The feeling of inconsequence is reinforced when Hastings flat-out admits that if you work in a non-creative field, his managerial framework doesn’t apply. “If you’re leading an emergency room,” he writes, “testing airplanes, managing a coal mine, or delivering just-in-time medication to senior citizens, rules with process is the way to go.” That is, if society depends on what you do, treating business like a competitive game played by an elite squadron of breathtaking colleagues won’t cut it. Meritocracy, if it functions at all, seems to work best when nothing is at stake.

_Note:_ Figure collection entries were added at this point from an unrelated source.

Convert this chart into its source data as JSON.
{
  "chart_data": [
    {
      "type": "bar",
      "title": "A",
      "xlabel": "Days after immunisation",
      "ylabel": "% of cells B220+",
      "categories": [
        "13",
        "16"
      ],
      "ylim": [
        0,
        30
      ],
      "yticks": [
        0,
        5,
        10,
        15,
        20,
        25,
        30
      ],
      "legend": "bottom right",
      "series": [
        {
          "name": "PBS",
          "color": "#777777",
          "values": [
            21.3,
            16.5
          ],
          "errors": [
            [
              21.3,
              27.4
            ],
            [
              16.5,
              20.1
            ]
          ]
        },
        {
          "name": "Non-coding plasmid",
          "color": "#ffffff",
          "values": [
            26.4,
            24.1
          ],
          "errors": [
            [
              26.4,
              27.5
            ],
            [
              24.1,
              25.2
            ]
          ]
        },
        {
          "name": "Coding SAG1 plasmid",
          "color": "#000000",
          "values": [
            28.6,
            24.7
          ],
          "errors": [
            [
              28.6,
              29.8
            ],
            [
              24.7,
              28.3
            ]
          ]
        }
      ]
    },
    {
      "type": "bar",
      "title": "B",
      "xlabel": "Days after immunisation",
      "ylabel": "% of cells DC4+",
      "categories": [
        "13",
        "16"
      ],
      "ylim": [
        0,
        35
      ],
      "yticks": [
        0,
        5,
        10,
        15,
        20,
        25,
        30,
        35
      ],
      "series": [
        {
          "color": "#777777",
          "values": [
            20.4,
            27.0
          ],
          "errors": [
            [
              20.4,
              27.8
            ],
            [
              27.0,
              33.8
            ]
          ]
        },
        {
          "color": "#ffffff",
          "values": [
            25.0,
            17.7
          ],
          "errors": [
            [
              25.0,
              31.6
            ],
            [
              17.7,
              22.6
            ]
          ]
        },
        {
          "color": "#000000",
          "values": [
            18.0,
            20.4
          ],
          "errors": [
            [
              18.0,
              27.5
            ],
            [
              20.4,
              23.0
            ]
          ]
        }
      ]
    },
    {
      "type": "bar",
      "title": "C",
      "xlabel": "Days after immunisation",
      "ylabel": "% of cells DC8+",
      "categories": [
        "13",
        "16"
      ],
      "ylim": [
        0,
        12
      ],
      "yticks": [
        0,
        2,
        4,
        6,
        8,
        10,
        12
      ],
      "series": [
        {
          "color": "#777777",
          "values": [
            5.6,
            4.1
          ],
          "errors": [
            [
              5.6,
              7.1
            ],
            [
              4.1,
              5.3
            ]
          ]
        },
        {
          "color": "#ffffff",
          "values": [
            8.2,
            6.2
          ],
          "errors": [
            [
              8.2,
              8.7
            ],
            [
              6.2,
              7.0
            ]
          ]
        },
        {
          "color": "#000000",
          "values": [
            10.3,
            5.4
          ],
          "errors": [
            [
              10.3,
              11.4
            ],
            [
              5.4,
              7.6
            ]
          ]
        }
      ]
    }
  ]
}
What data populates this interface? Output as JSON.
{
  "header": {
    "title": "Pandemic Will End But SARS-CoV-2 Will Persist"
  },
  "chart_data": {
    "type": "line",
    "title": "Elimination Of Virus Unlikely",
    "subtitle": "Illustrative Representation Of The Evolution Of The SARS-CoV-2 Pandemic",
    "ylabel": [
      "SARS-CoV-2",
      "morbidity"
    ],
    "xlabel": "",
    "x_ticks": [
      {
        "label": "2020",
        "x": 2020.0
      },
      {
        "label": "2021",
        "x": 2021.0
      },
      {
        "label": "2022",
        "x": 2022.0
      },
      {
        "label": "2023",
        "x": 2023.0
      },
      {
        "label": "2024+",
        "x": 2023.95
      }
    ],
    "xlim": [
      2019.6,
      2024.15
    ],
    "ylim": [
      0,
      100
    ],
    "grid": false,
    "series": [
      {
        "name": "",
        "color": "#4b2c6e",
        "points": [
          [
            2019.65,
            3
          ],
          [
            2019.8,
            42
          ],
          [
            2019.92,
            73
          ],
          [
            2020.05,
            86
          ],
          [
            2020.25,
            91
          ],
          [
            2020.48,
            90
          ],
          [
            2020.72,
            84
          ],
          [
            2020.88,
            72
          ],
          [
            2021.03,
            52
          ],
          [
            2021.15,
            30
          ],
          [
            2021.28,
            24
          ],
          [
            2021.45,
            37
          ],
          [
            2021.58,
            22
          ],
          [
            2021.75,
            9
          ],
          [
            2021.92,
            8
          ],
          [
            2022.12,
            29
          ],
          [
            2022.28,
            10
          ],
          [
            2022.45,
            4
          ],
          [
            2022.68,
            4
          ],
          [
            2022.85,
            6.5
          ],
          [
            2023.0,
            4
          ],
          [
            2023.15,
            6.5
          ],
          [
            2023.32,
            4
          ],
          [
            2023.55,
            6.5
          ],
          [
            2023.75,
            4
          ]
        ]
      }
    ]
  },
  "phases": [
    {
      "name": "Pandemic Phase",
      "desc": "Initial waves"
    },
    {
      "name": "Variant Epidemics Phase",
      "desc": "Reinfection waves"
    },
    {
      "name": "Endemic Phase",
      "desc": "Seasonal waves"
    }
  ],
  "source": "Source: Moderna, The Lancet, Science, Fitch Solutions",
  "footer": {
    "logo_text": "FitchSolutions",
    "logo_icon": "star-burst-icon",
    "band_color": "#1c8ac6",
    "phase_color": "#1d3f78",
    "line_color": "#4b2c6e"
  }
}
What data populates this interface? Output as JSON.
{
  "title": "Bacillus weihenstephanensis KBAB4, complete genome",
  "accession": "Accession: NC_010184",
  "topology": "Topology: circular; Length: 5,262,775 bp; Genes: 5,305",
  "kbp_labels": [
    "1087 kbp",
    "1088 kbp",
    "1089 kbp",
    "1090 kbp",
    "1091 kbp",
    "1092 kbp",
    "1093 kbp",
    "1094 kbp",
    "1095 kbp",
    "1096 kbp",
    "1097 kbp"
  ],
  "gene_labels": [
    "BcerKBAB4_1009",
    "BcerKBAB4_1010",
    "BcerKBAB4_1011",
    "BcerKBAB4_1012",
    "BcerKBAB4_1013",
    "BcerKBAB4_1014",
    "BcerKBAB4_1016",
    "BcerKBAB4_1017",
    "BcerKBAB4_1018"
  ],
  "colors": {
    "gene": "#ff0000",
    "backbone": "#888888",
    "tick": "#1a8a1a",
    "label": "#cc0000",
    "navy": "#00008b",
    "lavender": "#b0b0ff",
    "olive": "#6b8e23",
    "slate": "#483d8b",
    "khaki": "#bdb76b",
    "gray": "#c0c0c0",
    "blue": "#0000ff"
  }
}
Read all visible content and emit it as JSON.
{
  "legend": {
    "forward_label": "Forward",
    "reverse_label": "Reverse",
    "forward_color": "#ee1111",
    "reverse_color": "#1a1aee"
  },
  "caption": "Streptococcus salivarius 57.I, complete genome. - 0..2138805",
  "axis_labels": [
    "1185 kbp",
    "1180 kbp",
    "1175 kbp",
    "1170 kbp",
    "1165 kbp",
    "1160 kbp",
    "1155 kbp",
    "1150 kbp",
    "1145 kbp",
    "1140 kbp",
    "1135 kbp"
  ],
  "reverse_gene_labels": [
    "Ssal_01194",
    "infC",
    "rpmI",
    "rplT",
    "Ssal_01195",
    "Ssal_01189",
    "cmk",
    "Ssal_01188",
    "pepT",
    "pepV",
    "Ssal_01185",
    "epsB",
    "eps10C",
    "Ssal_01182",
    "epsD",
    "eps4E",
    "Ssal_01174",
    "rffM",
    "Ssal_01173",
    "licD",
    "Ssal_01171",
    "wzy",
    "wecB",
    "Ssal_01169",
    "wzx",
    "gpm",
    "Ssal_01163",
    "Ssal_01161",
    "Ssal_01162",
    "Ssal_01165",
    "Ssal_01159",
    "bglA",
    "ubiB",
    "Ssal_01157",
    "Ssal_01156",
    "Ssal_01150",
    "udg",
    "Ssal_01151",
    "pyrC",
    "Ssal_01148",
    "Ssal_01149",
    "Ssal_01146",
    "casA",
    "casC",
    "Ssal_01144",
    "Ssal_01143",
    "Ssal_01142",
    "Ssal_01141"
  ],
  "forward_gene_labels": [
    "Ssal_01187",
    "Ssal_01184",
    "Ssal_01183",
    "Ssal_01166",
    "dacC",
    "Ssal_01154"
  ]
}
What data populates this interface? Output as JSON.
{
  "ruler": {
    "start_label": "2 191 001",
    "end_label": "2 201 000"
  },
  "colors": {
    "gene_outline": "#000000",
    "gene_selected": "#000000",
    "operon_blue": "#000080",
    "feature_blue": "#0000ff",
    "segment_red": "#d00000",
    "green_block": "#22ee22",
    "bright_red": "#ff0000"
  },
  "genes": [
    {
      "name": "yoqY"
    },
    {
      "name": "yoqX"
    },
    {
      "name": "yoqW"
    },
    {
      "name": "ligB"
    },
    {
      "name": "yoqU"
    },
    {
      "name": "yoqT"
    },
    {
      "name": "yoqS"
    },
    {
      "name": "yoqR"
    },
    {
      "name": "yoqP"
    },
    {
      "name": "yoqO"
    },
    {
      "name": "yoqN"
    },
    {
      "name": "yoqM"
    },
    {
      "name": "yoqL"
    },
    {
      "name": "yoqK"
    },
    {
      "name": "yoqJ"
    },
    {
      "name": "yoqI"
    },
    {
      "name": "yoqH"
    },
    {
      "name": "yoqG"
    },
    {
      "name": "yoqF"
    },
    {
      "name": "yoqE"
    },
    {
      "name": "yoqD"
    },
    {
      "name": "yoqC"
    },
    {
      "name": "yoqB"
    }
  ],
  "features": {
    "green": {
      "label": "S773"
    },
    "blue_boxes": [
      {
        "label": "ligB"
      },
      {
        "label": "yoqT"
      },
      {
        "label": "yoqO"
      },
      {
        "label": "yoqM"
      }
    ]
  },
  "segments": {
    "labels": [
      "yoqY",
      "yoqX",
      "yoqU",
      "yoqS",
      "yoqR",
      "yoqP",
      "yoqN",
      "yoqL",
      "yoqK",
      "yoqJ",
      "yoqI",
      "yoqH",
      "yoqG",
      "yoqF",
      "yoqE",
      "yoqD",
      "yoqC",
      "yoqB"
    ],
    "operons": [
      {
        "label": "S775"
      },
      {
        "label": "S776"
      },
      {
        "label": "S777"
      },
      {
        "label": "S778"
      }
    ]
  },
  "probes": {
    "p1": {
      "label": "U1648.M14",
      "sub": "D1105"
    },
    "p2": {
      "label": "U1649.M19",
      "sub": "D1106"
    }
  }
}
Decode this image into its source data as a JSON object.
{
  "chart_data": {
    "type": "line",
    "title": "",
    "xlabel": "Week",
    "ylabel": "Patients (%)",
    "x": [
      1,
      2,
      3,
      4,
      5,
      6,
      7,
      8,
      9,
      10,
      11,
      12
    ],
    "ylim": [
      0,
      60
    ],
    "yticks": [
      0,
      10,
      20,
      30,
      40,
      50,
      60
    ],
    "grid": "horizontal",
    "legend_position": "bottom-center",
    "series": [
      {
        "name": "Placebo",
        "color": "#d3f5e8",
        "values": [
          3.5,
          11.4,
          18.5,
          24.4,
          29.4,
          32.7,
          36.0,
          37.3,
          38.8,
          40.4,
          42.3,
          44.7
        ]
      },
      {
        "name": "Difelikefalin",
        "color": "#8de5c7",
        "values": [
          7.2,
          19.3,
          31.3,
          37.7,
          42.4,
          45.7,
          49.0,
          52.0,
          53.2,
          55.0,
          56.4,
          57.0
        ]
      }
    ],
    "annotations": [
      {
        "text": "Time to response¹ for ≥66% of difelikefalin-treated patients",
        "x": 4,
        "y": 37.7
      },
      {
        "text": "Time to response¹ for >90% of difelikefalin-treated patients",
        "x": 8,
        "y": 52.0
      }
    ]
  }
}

The Wall Street Journal article on Netflix notes that the company’s managers study the ultimate instantiation of meritocrat-as-authoritarian, the dictator Lee Kuan Yew of Singapore, a man famous for creating an ethnically homogenous military overclass to rule the country. But unlike a political system, which has wide implications for an entire society––and where the distribution of resources requires engaging with slackers, jerks, sweet people, and pessimists––the meritocratic corporation is the fantasy of an elite that wants to feel relevant in an age when all their collective brain power can do is reinvent the bus, create complex tax schemes, and invent fictional new securities to trade on financial markets. The back cover of Hastings and Reed’s book breathlessly claims that “there has never been a company like Netflix.” The history of talent-obsessed, highly punitive, conformist companies attests that the opposite is true. Netflix’s own comparison of itself to a professional sports team proves it isn’t new, because professional sports teams are businesses, too. But as my elitist friend acknowledged at the end of his email, there is at least one big difference between Netflix’s corporate employees and professional athletes: the athletes have unions.